Huit années plus tard, le temps a passé, tant bien que mal les protagonistes ont essayé d'oublier, de se reconstruire. Takaomi, qui maîtrise bien l'anglais, est en cdi dans une société de Tôkyô. Il tombe nez à nez avec Ao, qui y est fraîchement recrutée intérimaire et ne tarde pas, elle aussi, à montrer ses capacités en anglais. L'anonymat va leur permettre de se reparler, mais il ne dure jamais longtemps, ce qui mettra une nouvelle fois en péril leur retrouvailles…Mais peut-on briser complètement des liens si puissants au fond de ces deux coeurs ?

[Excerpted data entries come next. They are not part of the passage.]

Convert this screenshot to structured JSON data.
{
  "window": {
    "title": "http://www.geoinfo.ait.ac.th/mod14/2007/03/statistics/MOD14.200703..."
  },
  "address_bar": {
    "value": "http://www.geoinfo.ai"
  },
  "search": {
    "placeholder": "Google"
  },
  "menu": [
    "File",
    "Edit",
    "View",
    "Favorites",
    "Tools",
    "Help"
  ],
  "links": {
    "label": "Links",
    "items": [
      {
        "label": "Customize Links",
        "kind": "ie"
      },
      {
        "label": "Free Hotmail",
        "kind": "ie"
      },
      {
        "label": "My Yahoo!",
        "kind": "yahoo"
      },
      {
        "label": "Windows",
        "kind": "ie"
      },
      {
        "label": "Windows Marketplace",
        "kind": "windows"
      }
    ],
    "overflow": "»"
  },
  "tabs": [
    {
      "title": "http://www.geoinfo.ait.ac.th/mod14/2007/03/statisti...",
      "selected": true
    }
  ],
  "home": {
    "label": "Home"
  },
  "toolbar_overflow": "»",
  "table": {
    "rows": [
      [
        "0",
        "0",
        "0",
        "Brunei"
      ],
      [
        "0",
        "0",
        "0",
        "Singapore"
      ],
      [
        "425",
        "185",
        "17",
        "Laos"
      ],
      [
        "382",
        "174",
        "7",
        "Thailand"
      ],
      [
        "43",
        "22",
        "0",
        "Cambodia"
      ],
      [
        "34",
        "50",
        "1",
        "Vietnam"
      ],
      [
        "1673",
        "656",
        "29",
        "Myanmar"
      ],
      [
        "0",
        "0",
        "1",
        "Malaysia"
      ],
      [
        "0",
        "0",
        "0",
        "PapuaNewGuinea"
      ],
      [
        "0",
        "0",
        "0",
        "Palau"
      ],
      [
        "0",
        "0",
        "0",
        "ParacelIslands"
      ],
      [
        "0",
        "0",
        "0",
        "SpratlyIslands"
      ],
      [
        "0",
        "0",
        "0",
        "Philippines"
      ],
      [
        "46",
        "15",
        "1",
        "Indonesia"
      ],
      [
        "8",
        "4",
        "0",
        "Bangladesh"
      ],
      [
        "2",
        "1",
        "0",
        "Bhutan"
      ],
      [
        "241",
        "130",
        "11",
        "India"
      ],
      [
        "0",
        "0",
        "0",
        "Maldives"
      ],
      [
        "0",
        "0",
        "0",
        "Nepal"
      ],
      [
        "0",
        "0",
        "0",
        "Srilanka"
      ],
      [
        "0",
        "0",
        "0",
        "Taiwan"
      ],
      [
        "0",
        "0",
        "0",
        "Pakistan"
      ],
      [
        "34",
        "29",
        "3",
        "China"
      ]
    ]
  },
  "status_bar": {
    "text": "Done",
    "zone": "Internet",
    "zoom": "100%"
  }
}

Ce manga est un vrai coup de coeur, il y a tout : l'amour platonique durable, le crime qui brise victime et bourreau et ses dommages collatéraux sur les familles, la force et la résilience pour se reconstruire malgré tout, d'évoluer, de réussir à s'élever, envers et contre tout et tous. C'est intelligent, et émouvant du fait même que ce n'est pas larmoyant et gnangnan, le récit est sobre, parfois brutal, tant il prend en considération avec réalisme le regard de la société, souvent encore plus dur lorsqu'il s'agit de jeunes entre eux (le harcèlement scolaire n'est jamais loin…). le lecteur aime ces deux jeunes, pétris du sens des responsabilités et de valeurs nobles, et qui s'aiment d'un amour authentique. La psyché des deux protagonistes et leurs évolutions respectives est remarquablement traduite : Takaomi apparaît plus solide, plus stable, il a fallu se démener depuis toujours pour ne pas être un fardeau pour sa mère, et son attitude vis-à-vis d'Ao ne change pas, toujours plein de gentillesse, d'indulgence et de protecteur. Il progresse dans la vie. Ao souffre d'auto-endosser la culpabilité de son père. Elle qui venait d'un milieu aisé galère davantage, est dans une situation socio-professionnelle plus précaire, se partageant entre cet intérim et un boulot d'hôtesse de bar. Mais elle est courageuse, travailleuse, indépendante, et l'on sent qu'elle va s'en sortir, habitée par la force que son Takaomi lui donne.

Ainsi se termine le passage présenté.